By Amanda Evans
The office can be a place with a lot of different dynamics — boss to employee, co-worker to co-worker — and the relationships change as new faces are hired and fired.
Unfortunately, many of the survival tools we learned on the playground carry over into the workplace, and that can mean that kid bully is now your boss.
News 13 first brought you this story, and thousands of you responded about your own experiences.
Now, we’re exploring the issue, and when you’ll know if you need to take legal action to Stop the Bullying.
More than 500 people work at the Morgan & Morgan law firm, in Orlando, and with that many employees, there is an emphasis on creating a bully-free work zone.
Attorney Matt Morgan said the law firm represents people all too often who have had to get legal help when the bullying at work won’t stop.
“I mean hundreds, hundreds on a daily basis.

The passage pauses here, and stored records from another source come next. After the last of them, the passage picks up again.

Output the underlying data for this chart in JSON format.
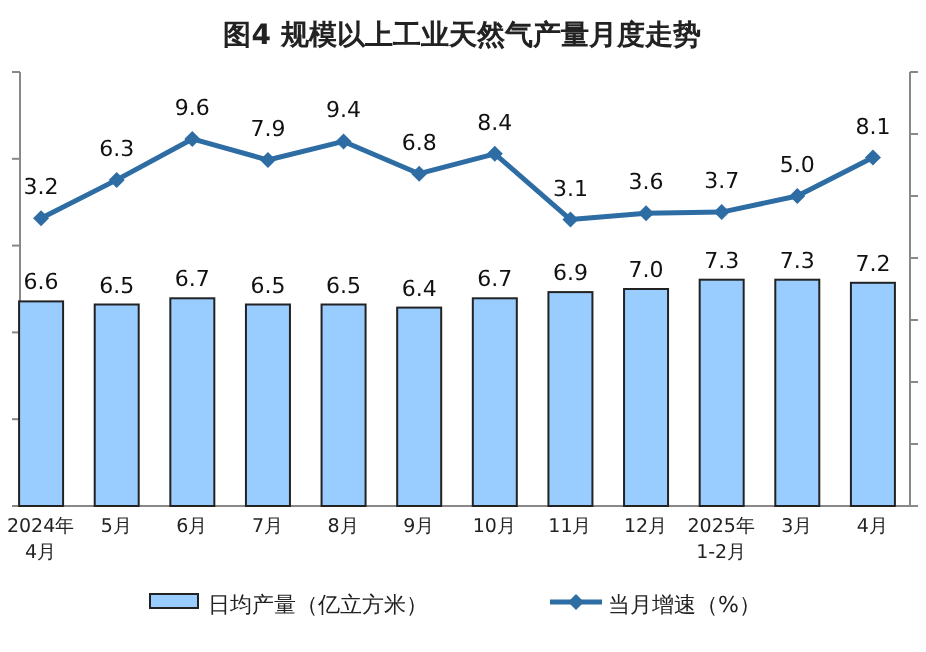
{
  "chart_data": {
    "type": "bar",
    "title": "图4  规模以上工业天然气产量月度走势",
    "categories": [
      "2024年\n4月",
      "5月",
      "6月",
      "7月",
      "8月",
      "9月",
      "10月",
      "11月",
      "12月",
      "2025年\n1-2月",
      "3月",
      "4月"
    ],
    "series": [
      {
        "name": "日均产量（亿立方米）",
        "color": "#99ccff",
        "values": [
          6.6,
          6.5,
          6.7,
          6.5,
          6.5,
          6.4,
          6.7,
          6.9,
          7.0,
          7.3,
          7.3,
          7.2
        ],
        "value_labels": [
          "6.6",
          "6.5",
          "6.7",
          "6.5",
          "6.5",
          "6.4",
          "6.7",
          "6.9",
          "7.0",
          "7.3",
          "7.3",
          "7.2"
        ]
      },
      {
        "name": "当月增速（%）",
        "type": "line",
        "axis": "y2",
        "color": "#2e6da4",
        "marker": "diamond",
        "values": [
          3.2,
          6.3,
          9.6,
          7.9,
          9.4,
          6.8,
          8.4,
          3.1,
          3.6,
          3.7,
          5.0,
          8.1
        ],
        "value_labels": [
          "3.2",
          "6.3",
          "9.6",
          "7.9",
          "9.4",
          "6.8",
          "8.4",
          "3.1",
          "3.6",
          "3.7",
          "5.0",
          "8.1"
        ]
      }
    ],
    "ylim": [
      0,
      14
    ],
    "yticks": [
      {
        "value": 0,
        "label": null
      },
      {
        "value": 2.8,
        "label": null
      },
      {
        "value": 5.6,
        "label": null
      },
      {
        "value": 8.4,
        "label": null
      },
      {
        "value": 11.2,
        "label": null
      },
      {
        "value": 14,
        "label": null
      }
    ],
    "y2lim": [
      -20,
      15
    ],
    "y2ticks": [
      {
        "value": -20,
        "label": null
      },
      {
        "value": -15,
        "label": null
      },
      {
        "value": -10,
        "label": null
      },
      {
        "value": -5,
        "label": null
      },
      {
        "value": 0,
        "label": null
      },
      {
        "value": 5,
        "label": null
      },
      {
        "value": 10,
        "label": null
      },
      {
        "value": 15,
        "label": null
      }
    ],
    "legend": "bottom",
    "grid": false
  }
}
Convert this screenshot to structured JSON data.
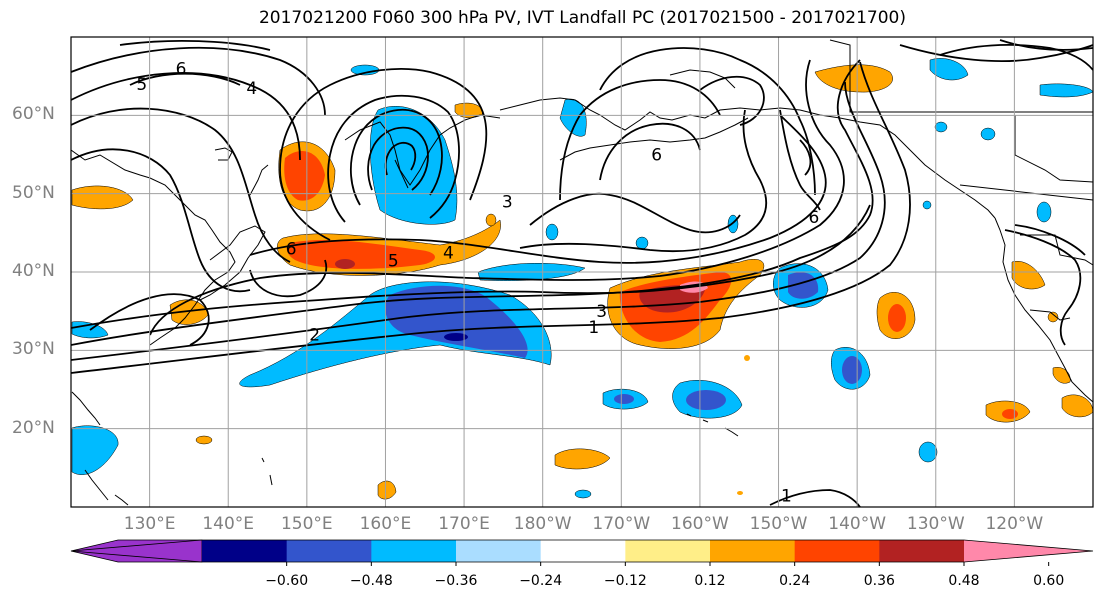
{
  "title": "2017021200 F060 300 hPa PV, IVT Landfall PC (2017021500 - 2017021700)",
  "map": {
    "projection": "cylindrical",
    "lon_range_east": [
      120,
      250
    ],
    "lat_range": [
      10,
      70
    ],
    "graticule_color": "#a0a0a0",
    "frame_color": "#000000",
    "lat_ticks": [
      {
        "lat": 60,
        "label": "60°N"
      },
      {
        "lat": 50,
        "label": "50°N"
      },
      {
        "lat": 40,
        "label": "40°N"
      },
      {
        "lat": 30,
        "label": "30°N"
      },
      {
        "lat": 20,
        "label": "20°N"
      }
    ],
    "lon_ticks": [
      {
        "lon": 130,
        "label": "130°E"
      },
      {
        "lon": 140,
        "label": "140°E"
      },
      {
        "lon": 150,
        "label": "150°E"
      },
      {
        "lon": 160,
        "label": "160°E"
      },
      {
        "lon": 170,
        "label": "170°E"
      },
      {
        "lon": 180,
        "label": "180°W"
      },
      {
        "lon": 190,
        "label": "170°W"
      },
      {
        "lon": 200,
        "label": "160°W"
      },
      {
        "lon": 210,
        "label": "150°W"
      },
      {
        "lon": 220,
        "label": "140°W"
      },
      {
        "lon": 230,
        "label": "130°W"
      },
      {
        "lon": 240,
        "label": "120°W"
      }
    ],
    "contour_labels": [
      {
        "text": "6",
        "lon": 134,
        "lat": 66
      },
      {
        "text": "5",
        "lon": 129,
        "lat": 64
      },
      {
        "text": "4",
        "lon": 143,
        "lat": 63.5
      },
      {
        "text": "6",
        "lon": 148,
        "lat": 43
      },
      {
        "text": "5",
        "lon": 161,
        "lat": 41.5
      },
      {
        "text": "4",
        "lon": 168,
        "lat": 42.5
      },
      {
        "text": "3",
        "lon": 187.5,
        "lat": 35
      },
      {
        "text": "2",
        "lon": 151,
        "lat": 32
      },
      {
        "text": "1",
        "lon": 186.5,
        "lat": 33
      },
      {
        "text": "6",
        "lon": 194.5,
        "lat": 55
      },
      {
        "text": "6",
        "lon": 214.5,
        "lat": 47
      },
      {
        "text": "1",
        "lon": 211,
        "lat": 11.5
      },
      {
        "text": "3",
        "lon": 175.5,
        "lat": 49
      }
    ]
  },
  "colorbar": {
    "colors": [
      "#9933cc",
      "#000088",
      "#3355cc",
      "#00bbff",
      "#aaddff",
      "#ffffff",
      "#ffee88",
      "#ffa500",
      "#ff4400",
      "#b22222",
      "#ff88aa"
    ],
    "labels": [
      "−0.60",
      "−0.48",
      "−0.36",
      "−0.24",
      "−0.12",
      "0.12",
      "0.24",
      "0.36",
      "0.48",
      "0.60"
    ]
  }
}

It happens more frequently then we’d like to let you know,” said Morgan.
But how do you know if it’s happening to you? Retaliation can be one sign.
If you alert someone of a problem and then notice you’re getting backlash. Loaded with extra work or picked on for doing what’s right. Harassment is another issue. If you’re made fun of for your age, race, sex — that’s bullying, and it’s illegal.
“Maybe employers get comfortable, maybe employees get comfortable in their workspace and then they just feel that they can act however they want to,” Morgan said.
Morgan said the first thing you should do is go to your Human Resources department and keep a paper trail. Emails, witnesses — it could all be used in court.